A long-awaited rewrite of U.S. anti-money laundering rules could offer banks some additional clarity on regulatory expectations, but legal experts said the business of ferreting out criminal activity will likely remain in law enforcement's hands.
Banks' role in preventing money laundering activity entered the media spotlight following the Sept. 20 publication of the FinCEN Files, a sweeping investigation led by Buzzfeed in the U.S. in coordination with the International Consortium of Investigative Journalists. The articles disclose details from suspicious activity reports that banks submitted to the Treasury Department's Financial Crimes Enforcement Network, or FinCEN. Four days prior to the main article's publication, FinCEN issued an advance notice of proposed rulemaking to amend the government's anti-money laundering regime, which is governed by the Bank Secrecy Act.
While the FinCEN Files have garnered extensive media coverage, the reporting might have little impact on FinCEN's rulemaking process, said Marc-Alain Galeazzi, a partner with Morrison & Foerster who advises financial institutions on BSA/AML compliance.
The FinCEN Files articles suggest banks should have played a more active role in stopping financial transactions, but BSA/AML regulations are written such that banks are required to alert law enforcement of potential money-laundering, not detect and prevent money-laundering themselves. And that is likely to remain the case, Galeazzi said in an interview.
"I don't think this will change because banks are banks. They're not the police," he said. "They collect the information, and they give it to FinCEN and law enforcement authorities so that they can investigate and indict. And that is how it should work."
In recent years, banks' refusal to process certain transactions have attracted congressional scrutiny. During President Barack Obama's second term, Republicans launched numerous investigations into the Justice Department's "Operation Choke Point," which targeted certain industries as high-risk for money-laundering or other illicit activity. Several banks shuttered all accounts related to those industries — such as payday lenders — without evidence of criminality. Republicans have also criticized banks for refusing to service gun dealers.
Regulators said banks' decision to shutter accounts for entire industries was a misinterpretation of a letter that labeled the businesses as higher-risk. Lawyers who represent banks say those sorts of judgment calls typify anti-money laundering compliance. Through that lens, banks might find room for optimism in FinCEN's reconsideration of its AML programs.
"The trickiest part is getting the transaction monitoring correct," said Peter Hardy, practice leader of the anti-money laundering team for law firm Ballard Spahr. "There is just a fire hose of data going through any decent-sized financial institution on any given day."
Morrison & Foerster's Galeazzi noted that a suggestion in FinCEN's proposal to automate high-frequency and low-complexity suspicious activity reports could make a meaningful difference, both for banks and law enforcement.

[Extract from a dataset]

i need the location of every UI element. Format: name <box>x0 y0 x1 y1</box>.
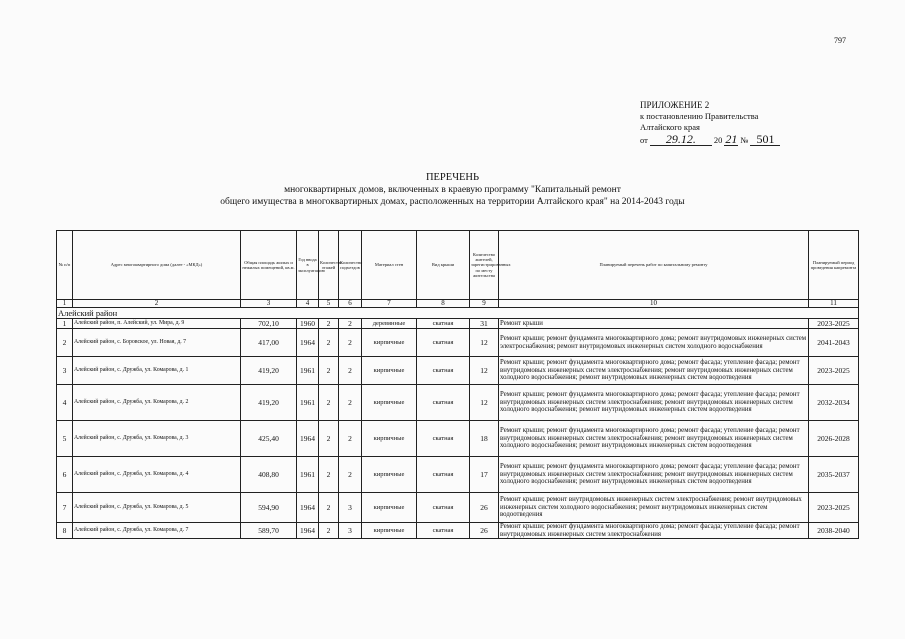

The advanced notice suggests the agency would issue a list of law enforcement priorities every two years, which could provide banks more clarity in which transactions should be flagged. FinCEN's AML overhaul also suggests that "effective and reasonably designed" programs would be based on a financial institution's own risk assessment programs.
While industry lawyers welcomed FinCEN's press for additional clarity, there were concerns the changes would not make a meaningful difference.
"I would have expected an explicit definition to bring more clarity, and I frankly find what's proposed to be a little vague," said Brad Resnikoff, a partner for law firm Mayer Brown. "It doesn't address a lot of the judgment calls or grey areas that financial institutions have to address."
Resnikoff also said the definition's focus that banks' programs should be "effective" was notable considering the Federal Financial Institutions Examination Council, an interagency body composed of the five major banking regulators, updated its BSA/AML manual in April to focus on programs' "adequacy."
Further, lawyers said regulators already largely expect banks to design AML compliance programs with attention to their own assessment of risk. And Ballard Spahr's Hardy said there was potential exposure for banks when regulators codify that programs should be risk-based.
"On one hand, it's obviously true and it's good to have the flexibility," he said. "I'm just a little skeptical of the risk-based mantra because I think a downside is it allows a regulator down the road to make subjective judgments about whether something was sufficiently risk-based."
Ultimately, it seems unlikely either the media's FinCEN Files reporting or the FinCEN agency's rulemaking will change the fundamentally murky nature of AML compliance.
"BSA/AML is a space where there are always going to be judgment calls," Resnikoff said.